■2011年11月16日の「今日のことば」■
前日のことばを見る 次のことばを見る
「今日のことば」
花の種が春を前にしていた。
冬の間、土の中でたっぷりと水を吸い、暖かくなってきたため、 いまにも土へ芽を出そうとしていた。 一粒の種が、 「さあ、待ちに待った春がやってきたわ。 私これから地上にでるわ。 それにはまず、根を思い切り深く張るわ。 根本をしっかりしておかなければ、水分もとれないし、 地上の茎を支えられないし、大きくなって、大きな花も 咲かせることができないわ。 地上は春の太陽をサンサンと浴びているでしょうよ。 ああ、待ち遠しいわ。 春風だって、やさしくしてくれるわ。 精一杯きれいに咲いて、蜂蜜さんに蜜をあげるわ。 人間たちも私たち花の咲くのを楽しみにしているはずよ」 もう一粒の種は、 「あなた、楽天的ね。
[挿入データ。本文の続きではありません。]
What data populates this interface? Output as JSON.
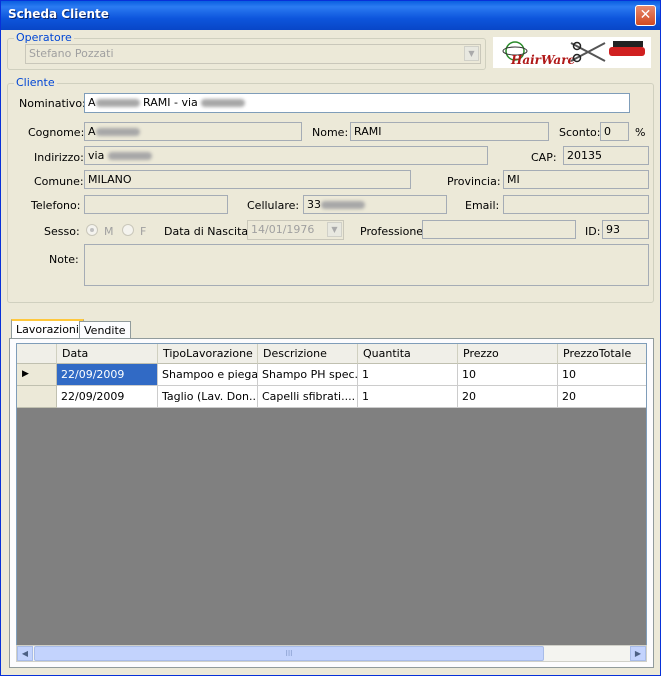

私はやめておくわ。 根っこを深くおろすのは大変よ。 せっかく伸ばそうとしても、下に石がいっぱいあるでしょ。 どうして、こんなに石だらけにして置くのかしら。 畑の石ころぐらいとってくれたっていいはずよ。 それにさ、地上に芽を出すっていってもさ、 どれくらい芽をだしたら地上へでられるか、わかってるの? もし、途中で力が尽きたら、それで、おしまいだわ。 ああ、恐ろしい。そればかりじゃないでしょ。 地上に芽をだして、小鳥についばまれたらどうするの? 雨がふるかどうか当てにできないし、降ればどしゃぶりかもよ。 苦労して花を咲かせても、誰も見てくれないかもしれないし。 近所の悪ガキどもに、踏みつけられたらおわりよ。 私、やめとくわ。 あなたがうまくいってからにするわ」 かくして、一粒の種は大きくきれいな花を咲かせて、 蜜蜂にも人々にも喜ばれたが、もう一粒の種は、 発芽のタイミングを誤って、土の中でむれて腐って、 日の目をみることはなかった。